We have seen that solving an equation f(u)=0 with f:R^N\rightarrow R^N iteratively by time stepping or by Newton’s method, can be formulated as the iteration

  • u^{n+1}=g(u^n) , n= 0, 1, 2,..., with u^0 a given initial value,

where

  • g(u) = u - f(u) or g(u) = u - \frac{f(u)}{f^\prime (u)}.

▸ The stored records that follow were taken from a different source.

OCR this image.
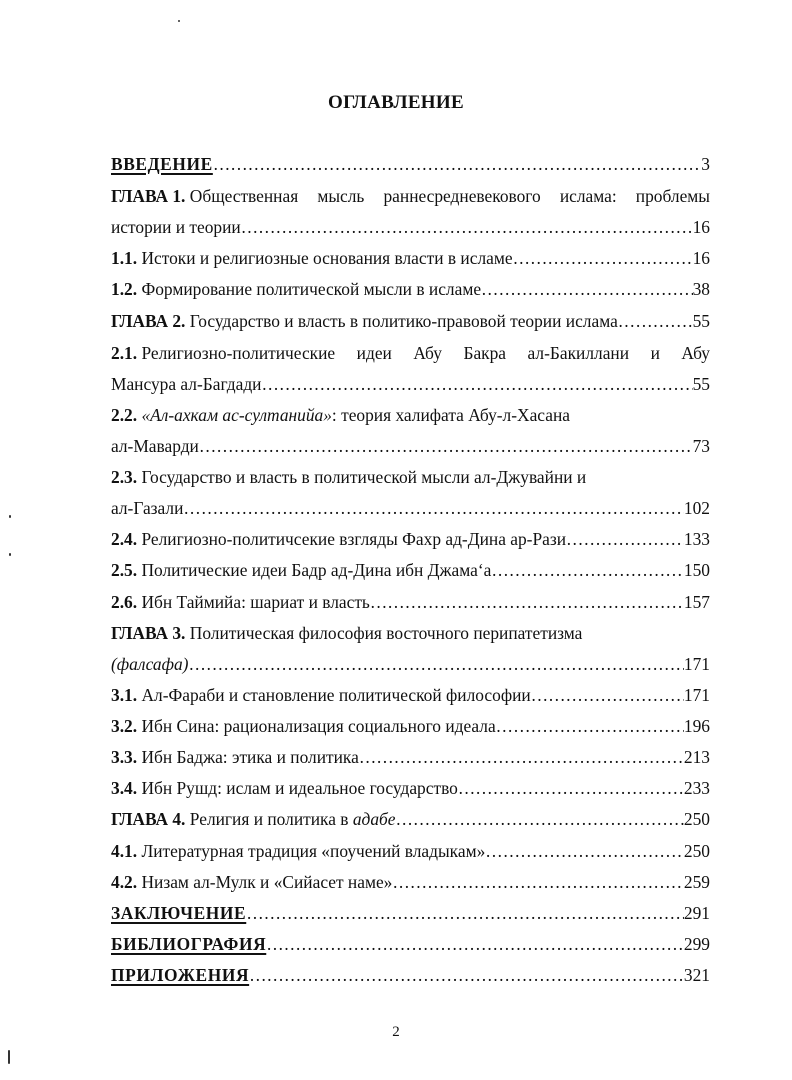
ОГЛАВЛЕНИЕ
ВВЕДЕНИЕ …………………………………………………………………………………………………………………………………………………………………………………………………………………………………………………………………	3
ГЛАВА 1. Общественная мысль раннесредневекового ислама: проблемы
истории и теории …………………………………………………………………………………………………………………………………………………………………………………………………………………………………………………………………	16
1.1. Истоки и религиозные основания власти в исламе …………………………………………………………………………………………………………………………………………………………………………………………………………………………………………………………………	16
1.2. Формирование политической мысли в исламе …………………………………………………………………………………………………………………………………………………………………………………………………………………………………………………………………	38
ГЛАВА 2. Государство и власть в политико-правовой теории ислама …………………………………………………………………………………………………………………………………………………………………………………………………………………………………………………………………	55
2.1. Религиозно-политические идеи Абу Бакра ал-Бакиллани и Абу
Мансура ал-Багдади …………………………………………………………………………………………………………………………………………………………………………………………………………………………………………………………………	55
2.2. «Ал-ахкам ас-султанийа»: теория халифата Абу-л-Хасана
ал-Маварди …………………………………………………………………………………………………………………………………………………………………………………………………………………………………………………………………	73
2.3. Государство и власть в политической мысли ал-Джувайни и
ал-Газали …………………………………………………………………………………………………………………………………………………………………………………………………………………………………………………………………	102
2.4. Религиозно-политичсекие взгляды Фахр ад-Дина ар-Рази …………………………………………………………………………………………………………………………………………………………………………………………………………………………………………………………………	133
2.5. Политические идеи Бадр ад-Дина ибн Джама‘а …………………………………………………………………………………………………………………………………………………………………………………………………………………………………………………………………	150
2.6. Ибн Таймийа: шариат и власть …………………………………………………………………………………………………………………………………………………………………………………………………………………………………………………………………	157
ГЛАВА 3. Политическая философия восточного перипатетизма
(фалсафа) …………………………………………………………………………………………………………………………………………………………………………………………………………………………………………………………………	171
3.1. Ал-Фараби и становление политической философии …………………………………………………………………………………………………………………………………………………………………………………………………………………………………………………………………	171
3.2. Ибн Сина: рационализация социального идеала …………………………………………………………………………………………………………………………………………………………………………………………………………………………………………………………………	196
3.3. Ибн Баджа: этика и политика …………………………………………………………………………………………………………………………………………………………………………………………………………………………………………………………………	213
3.4. Ибн Рушд: ислам и идеальное государство …………………………………………………………………………………………………………………………………………………………………………………………………………………………………………………………………	233
ГЛАВА 4. Религия и политика в адабе …………………………………………………………………………………………………………………………………………………………………………………………………………………………………………………………………	250
4.1. Литературная традиция «поучений владыкам» …………………………………………………………………………………………………………………………………………………………………………………………………………………………………………………………………	250
4.2. Низам ал-Мулк и «Сийасет наме» …………………………………………………………………………………………………………………………………………………………………………………………………………………………………………………………………	259
ЗАКЛЮЧЕНИЕ …………………………………………………………………………………………………………………………………………………………………………………………………………………………………………………………………	291
БИБЛИОГРАФИЯ …………………………………………………………………………………………………………………………………………………………………………………………………………………………………………………………………	299
ПРИЛОЖЕНИЯ …………………………………………………………………………………………………………………………………………………………………………………………………………………………………………………………………	321
2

This our experience can be formalized as follows: A mapping u\rightarrow g(u) given by a Lipschitz continuous function g:R^N\rightarrow R^N with Lipschitz constant L < 1, is said to be a contraction. This is because

  • \vert g(u)-g(v)\vert\le L\vert u-v\vert <\vert u-v\vert

expressing that the distance between the images \vert g(u)-g(v)\vert is smaller than the distance between the arguments \vert u-v\vert.

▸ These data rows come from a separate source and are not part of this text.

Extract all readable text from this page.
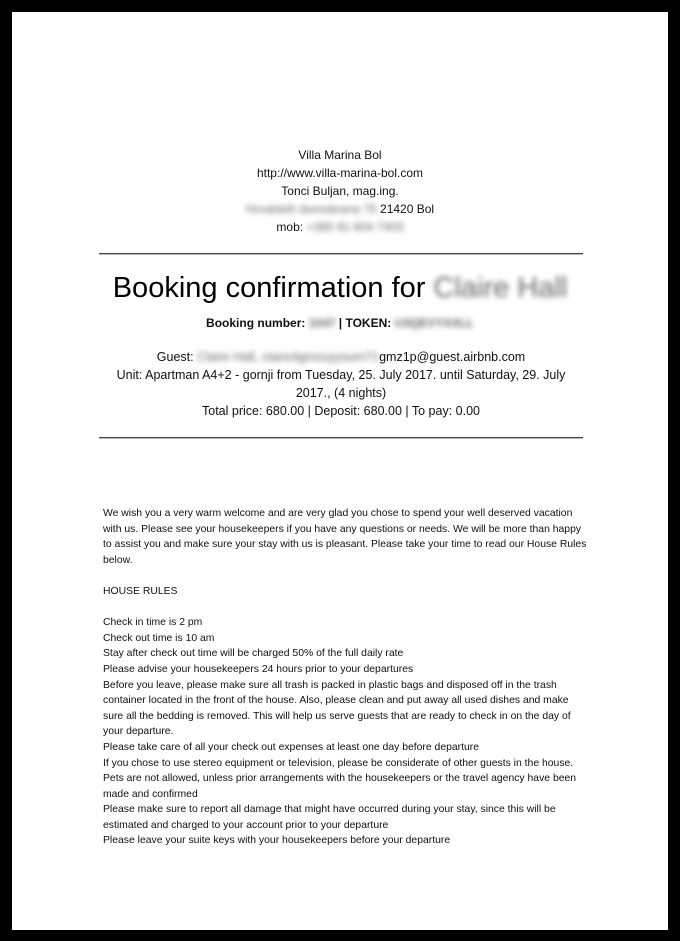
Villa Marina Bol
http://www.villa-marina-bol.com
Tonci Buljan, mag.ing.
Hrvatskih domobrana 75 21420 Bol
mob: +385 91 604 7403
Booking confirmation for Claire Hall
Booking number: 1047 | TOKEN: U3QEVYXXLL
Guest: Claire Hall, claire4gmzuyysum71gmz1p@guest.airbnb.com
Unit: Apartman A4+2 - gornji from Tuesday, 25. July 2017. until Saturday, 29. July 2017., (4 nights)
Total price: 680.00 | Deposit: 680.00 | To pay: 0.00

We wish you a very warm welcome and are very glad you chose to spend your well deserved vacation with us. Please see your housekeepers if you have any questions or needs. We will be more than happy to assist you and make sure your stay with us is pleasant. Please take your time to read our House Rules below.

HOUSE RULES

Check in time is 2 pm

Check out time is 10 am

Stay after check out time will be charged 50% of the full daily rate

Please advise your housekeepers 24 hours prior to your departures

Before you leave, please make sure all trash is packed in plastic bags and disposed off in the trash container located in the front of the house. Also, please clean and put away all used dishes and make sure all the bedding is removed. This will help us serve guests that are ready to check in on the day of your departure.

Please take care of all your check out expenses at least one day before departure

If you chose to use stereo equipment or television, please be considerate of other guests in the house.

Pets are not allowed, unless prior arrangements with the housekeepers or the travel agency have been made and confirmed

Please make sure to report all damage that might have occurred during your stay, since this will be estimated and charged to your account prior to your departure

Please leave your suite keys with your housekeepers before your departure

For a given contraction mapping g:R^N\rightarrow R^N, the iteration

  • u^{n+1}=g(u^n) , n= 0, 1, 2,..., with u^0 a given intial value,

is referred to as fixed point iteration because u^n will converge to a fixed point \bar u\in R^N satisfying \bar u = g(\bar u) as n gets large.  More precisely, we have the following basic result:   

Contraction Mapping Theorem: If g:R^N\rightarrow R^N is a contraction with Lipschitz constant L<1, then fixed point iteration u^{n+1}=g(u^n) converges to a unique fixed point \bar u\in R^N with residual

  • R(u^n)\equiv\vert u^n - g(u^n)\vert\leq L^{n}\vert u^1-u^0\vert

and corresponding fixed point error

  • \vert u^n-\bar u\vert\leq\frac{1}{1- L}R(u^n).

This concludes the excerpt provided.